Le but de ce livre n’est pas de rétablir la vérité sur quelques-uns des chapitres les plus controversés de l’histoire de l’alpinisme, mais de scruter les conséquences qu’un présumé mensonge a eues sur la vie de celui qui l’a raconté ou qui en fut victime. Seuls les cas riches de valeur humaine ont été retenus, les aventures les plus représentatives. Celles qui ont transformé une escalade en un tourment intérieur sans fin.

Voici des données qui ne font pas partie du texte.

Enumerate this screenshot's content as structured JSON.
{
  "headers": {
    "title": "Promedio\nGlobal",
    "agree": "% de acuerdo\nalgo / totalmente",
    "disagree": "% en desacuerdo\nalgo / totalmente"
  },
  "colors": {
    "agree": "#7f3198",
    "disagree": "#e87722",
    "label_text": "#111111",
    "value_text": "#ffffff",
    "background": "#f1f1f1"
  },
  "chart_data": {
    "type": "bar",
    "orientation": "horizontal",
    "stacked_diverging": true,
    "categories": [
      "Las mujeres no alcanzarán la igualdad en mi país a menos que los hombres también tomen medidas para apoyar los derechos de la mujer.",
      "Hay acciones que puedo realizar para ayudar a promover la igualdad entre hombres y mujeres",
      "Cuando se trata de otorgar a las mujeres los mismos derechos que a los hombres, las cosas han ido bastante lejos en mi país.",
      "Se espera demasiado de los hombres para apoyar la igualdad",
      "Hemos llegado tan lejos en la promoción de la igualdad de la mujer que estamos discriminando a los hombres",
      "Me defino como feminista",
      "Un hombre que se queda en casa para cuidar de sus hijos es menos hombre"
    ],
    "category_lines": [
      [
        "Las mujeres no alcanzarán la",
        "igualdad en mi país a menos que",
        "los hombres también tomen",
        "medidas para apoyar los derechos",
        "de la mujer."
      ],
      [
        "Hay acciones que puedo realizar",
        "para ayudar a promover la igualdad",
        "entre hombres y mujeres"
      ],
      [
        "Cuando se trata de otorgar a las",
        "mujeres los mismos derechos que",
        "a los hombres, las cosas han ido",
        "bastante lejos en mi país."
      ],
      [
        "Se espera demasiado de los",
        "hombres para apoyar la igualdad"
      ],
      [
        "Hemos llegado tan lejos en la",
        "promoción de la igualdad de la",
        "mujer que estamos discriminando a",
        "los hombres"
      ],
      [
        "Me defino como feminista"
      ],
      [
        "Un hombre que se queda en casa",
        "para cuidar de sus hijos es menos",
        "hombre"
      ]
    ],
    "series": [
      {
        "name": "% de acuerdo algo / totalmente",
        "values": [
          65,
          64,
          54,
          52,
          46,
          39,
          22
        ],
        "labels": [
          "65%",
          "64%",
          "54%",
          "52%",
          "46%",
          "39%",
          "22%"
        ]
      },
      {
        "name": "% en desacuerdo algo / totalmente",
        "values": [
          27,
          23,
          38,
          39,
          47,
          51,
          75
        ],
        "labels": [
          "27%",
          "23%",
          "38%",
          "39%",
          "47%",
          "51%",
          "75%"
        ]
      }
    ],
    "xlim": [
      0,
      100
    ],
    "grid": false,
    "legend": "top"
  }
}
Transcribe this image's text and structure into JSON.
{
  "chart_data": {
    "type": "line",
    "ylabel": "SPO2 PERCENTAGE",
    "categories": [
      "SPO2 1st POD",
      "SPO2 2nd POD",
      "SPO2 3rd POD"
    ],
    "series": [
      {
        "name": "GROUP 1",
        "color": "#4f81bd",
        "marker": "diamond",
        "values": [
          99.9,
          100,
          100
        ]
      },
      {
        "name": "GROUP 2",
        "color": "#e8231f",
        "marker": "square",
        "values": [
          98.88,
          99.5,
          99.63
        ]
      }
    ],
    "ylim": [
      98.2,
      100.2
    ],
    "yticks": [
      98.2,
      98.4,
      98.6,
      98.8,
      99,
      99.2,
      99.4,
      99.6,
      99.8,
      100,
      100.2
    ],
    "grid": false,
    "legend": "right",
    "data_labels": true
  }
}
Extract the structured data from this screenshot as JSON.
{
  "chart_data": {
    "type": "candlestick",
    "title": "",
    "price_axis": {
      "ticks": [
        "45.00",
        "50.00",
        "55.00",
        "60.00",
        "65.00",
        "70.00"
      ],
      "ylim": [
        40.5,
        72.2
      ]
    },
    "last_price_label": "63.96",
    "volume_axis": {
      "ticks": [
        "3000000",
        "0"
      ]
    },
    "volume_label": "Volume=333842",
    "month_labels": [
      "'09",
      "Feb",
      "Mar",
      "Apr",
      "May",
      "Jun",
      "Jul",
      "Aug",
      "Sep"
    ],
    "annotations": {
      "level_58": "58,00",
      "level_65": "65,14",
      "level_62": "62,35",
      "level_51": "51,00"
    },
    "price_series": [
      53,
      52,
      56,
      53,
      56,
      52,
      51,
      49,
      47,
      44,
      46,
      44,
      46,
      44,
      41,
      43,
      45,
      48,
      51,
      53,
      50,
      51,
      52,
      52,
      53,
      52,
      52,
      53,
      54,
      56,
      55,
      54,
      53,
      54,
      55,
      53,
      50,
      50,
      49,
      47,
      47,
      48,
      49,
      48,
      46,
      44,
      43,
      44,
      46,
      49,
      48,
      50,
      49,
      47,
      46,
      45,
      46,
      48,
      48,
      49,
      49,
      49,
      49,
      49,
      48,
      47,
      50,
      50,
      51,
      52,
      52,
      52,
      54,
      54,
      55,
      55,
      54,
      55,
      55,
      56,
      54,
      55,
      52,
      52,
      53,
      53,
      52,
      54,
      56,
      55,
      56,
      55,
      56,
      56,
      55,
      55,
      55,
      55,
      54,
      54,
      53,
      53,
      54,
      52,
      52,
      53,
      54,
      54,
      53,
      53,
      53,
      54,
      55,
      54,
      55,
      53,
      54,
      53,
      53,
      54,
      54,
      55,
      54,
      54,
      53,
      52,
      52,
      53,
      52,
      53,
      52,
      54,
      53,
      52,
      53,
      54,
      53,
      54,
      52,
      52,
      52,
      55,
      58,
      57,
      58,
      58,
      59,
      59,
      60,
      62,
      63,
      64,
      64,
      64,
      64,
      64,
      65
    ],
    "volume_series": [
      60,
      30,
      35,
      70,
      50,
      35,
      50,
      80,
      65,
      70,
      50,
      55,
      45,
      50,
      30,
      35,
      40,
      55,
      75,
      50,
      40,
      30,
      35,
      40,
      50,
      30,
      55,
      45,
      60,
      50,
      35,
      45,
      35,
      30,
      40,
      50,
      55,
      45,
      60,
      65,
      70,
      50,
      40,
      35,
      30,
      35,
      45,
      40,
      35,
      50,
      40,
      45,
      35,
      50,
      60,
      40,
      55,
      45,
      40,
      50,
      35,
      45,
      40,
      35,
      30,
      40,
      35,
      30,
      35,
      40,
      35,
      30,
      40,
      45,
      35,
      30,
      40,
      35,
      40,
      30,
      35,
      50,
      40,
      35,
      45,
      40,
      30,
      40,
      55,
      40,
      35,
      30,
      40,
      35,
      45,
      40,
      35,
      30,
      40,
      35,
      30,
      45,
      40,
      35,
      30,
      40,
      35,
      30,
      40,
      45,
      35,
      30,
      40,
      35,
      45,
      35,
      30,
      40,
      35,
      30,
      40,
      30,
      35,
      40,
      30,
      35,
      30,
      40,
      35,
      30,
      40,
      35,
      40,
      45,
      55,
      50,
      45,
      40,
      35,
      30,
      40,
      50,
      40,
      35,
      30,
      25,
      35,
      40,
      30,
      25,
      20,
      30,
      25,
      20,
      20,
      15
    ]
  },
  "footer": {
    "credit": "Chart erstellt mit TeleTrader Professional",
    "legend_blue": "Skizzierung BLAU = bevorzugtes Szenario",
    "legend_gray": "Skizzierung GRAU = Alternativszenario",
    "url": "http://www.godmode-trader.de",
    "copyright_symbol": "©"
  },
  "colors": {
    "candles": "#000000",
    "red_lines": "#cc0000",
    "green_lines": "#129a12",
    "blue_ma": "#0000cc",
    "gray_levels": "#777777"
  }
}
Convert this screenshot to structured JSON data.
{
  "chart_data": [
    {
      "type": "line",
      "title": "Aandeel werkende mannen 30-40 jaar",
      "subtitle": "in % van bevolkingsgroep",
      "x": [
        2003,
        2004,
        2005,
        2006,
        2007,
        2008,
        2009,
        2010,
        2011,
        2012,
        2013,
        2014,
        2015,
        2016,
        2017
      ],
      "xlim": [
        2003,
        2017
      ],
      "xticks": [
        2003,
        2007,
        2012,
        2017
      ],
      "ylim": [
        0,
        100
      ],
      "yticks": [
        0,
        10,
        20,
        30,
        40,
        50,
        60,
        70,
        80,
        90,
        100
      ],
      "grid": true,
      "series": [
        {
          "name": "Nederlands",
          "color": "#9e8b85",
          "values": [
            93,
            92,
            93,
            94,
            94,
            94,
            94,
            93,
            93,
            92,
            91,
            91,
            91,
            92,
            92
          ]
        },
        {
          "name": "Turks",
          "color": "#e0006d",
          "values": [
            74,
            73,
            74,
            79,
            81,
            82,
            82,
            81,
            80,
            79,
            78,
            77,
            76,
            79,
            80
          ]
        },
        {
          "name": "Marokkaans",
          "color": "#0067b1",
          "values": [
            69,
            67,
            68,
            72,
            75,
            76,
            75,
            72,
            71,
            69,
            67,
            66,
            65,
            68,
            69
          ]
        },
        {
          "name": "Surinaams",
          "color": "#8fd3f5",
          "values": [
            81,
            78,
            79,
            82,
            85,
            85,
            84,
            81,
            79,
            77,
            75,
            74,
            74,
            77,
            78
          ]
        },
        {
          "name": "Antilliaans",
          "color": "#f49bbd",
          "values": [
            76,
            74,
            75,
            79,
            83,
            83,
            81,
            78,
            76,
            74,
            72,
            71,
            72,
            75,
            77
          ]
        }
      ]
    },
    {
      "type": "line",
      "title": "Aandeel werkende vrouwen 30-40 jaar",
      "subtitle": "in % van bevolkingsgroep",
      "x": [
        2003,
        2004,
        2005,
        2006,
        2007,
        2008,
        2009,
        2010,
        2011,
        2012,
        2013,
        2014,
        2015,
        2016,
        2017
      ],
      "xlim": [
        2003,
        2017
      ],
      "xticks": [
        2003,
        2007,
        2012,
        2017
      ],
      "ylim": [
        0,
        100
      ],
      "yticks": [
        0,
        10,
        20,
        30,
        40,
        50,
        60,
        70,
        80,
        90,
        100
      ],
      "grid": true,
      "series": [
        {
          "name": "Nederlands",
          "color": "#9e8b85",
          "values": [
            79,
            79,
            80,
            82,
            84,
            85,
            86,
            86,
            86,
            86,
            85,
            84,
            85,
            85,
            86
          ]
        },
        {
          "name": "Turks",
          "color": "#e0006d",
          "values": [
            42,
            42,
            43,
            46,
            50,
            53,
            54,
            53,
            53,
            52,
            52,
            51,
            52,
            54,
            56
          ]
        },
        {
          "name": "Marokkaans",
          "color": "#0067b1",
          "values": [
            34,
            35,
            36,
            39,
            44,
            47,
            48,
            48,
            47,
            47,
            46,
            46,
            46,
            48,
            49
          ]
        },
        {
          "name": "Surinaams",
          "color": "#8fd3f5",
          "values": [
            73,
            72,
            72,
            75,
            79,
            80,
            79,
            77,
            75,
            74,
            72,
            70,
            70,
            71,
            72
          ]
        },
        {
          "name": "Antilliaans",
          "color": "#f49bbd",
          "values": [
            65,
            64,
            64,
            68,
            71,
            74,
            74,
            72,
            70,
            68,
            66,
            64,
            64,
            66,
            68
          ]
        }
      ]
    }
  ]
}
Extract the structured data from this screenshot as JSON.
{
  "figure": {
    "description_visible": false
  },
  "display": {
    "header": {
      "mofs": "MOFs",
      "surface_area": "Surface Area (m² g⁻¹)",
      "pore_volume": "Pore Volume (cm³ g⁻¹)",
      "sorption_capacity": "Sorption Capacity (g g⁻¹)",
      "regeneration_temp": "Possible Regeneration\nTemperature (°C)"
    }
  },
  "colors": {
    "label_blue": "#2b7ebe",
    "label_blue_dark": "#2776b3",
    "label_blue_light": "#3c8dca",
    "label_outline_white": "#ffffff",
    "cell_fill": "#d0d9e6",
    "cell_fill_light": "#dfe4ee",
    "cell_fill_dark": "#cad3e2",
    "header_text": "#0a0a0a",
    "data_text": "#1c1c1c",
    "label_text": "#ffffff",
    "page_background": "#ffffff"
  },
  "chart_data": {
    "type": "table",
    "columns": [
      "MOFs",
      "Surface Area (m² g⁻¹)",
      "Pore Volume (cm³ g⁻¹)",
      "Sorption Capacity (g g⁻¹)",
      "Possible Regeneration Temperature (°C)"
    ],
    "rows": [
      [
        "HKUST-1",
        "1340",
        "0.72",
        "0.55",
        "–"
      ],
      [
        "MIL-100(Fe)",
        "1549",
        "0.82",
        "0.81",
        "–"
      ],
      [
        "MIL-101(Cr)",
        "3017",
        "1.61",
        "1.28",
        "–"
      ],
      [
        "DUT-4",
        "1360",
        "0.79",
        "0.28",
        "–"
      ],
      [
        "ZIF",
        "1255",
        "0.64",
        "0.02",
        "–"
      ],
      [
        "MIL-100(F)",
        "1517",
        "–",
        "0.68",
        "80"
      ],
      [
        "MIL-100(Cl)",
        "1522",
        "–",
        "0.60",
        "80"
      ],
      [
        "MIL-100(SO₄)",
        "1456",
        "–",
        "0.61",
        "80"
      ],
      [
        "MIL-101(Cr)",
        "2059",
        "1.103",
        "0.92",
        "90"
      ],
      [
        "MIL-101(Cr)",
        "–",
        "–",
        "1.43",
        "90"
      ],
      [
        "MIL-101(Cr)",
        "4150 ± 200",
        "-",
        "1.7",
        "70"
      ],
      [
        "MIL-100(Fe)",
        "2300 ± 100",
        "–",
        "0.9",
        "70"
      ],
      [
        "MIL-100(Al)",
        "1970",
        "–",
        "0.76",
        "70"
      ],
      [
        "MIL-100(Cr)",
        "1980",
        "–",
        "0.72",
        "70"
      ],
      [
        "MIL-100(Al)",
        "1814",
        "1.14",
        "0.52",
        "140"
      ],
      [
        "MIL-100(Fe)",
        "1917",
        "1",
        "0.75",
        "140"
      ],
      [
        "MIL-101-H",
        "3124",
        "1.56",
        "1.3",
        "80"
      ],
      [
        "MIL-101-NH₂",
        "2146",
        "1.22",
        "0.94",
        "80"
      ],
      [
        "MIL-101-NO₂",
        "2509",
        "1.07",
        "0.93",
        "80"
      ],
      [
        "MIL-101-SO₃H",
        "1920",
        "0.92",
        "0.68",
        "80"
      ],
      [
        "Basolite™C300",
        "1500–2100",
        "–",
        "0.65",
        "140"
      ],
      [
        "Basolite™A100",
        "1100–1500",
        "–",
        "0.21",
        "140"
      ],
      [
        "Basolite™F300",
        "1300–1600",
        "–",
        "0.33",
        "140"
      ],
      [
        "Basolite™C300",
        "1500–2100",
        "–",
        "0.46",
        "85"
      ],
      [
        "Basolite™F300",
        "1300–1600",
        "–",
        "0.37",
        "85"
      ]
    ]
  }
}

Mario Casella s’est penché sur l’influence que l’établissement de la vérité – parfois jusque dans les prétoires – a exercée sur les destins personnels de chacun des acteurs. L’impact d’un mensonge ou le soupçon d’un mensonge ont conditionné le futur de nombreux alpinistes, plus ou moins connus du grand public. Ce sont des ombres que les protagonistes de ce livre ont portées dans leur sac à dos pour leur vie entière.

REVUE DE PRESSE

Interview pour le programme Radio de RTS “Altitudes” 03.05.2020

Le mensonge en alpinisme

Il est journaliste, écrivain, auteur de documentaires mais aussi et peut-être avant tout guide de montagne, alpiniste et himalayiste. Notre confrère tessinois Mario Casella nous parle de son dernier ouvrage traduit en français chez Slatkine, “Le poids des ombres”. Il sʹintéresse à lʹhistoire du mensonge en alpinisme et au poids que ce mensonge a eu sur ceux qui lʹont porté. Il y a les cas célèbres et tranchés, comme la fausse ascension du Cerro Torre en Patagonie en 1959 par lʹitalien Maestri (qui continue de nier), ou encore Walter Bonatti accusé à tort dʹavoir mis en danger ses camarades de cordée lors de la conquête du K2 en 1954. Il y a également les cas “limites” comme la première ascension en solitaire de la face sud de lʹAnnapurna revendiquée en 2013 par notre compatriote Ueli Steck, qui a fait polémique. Les alpinistes devraient-ils toujours apporter des preuves tangibles et irréfutables de leurs exploits?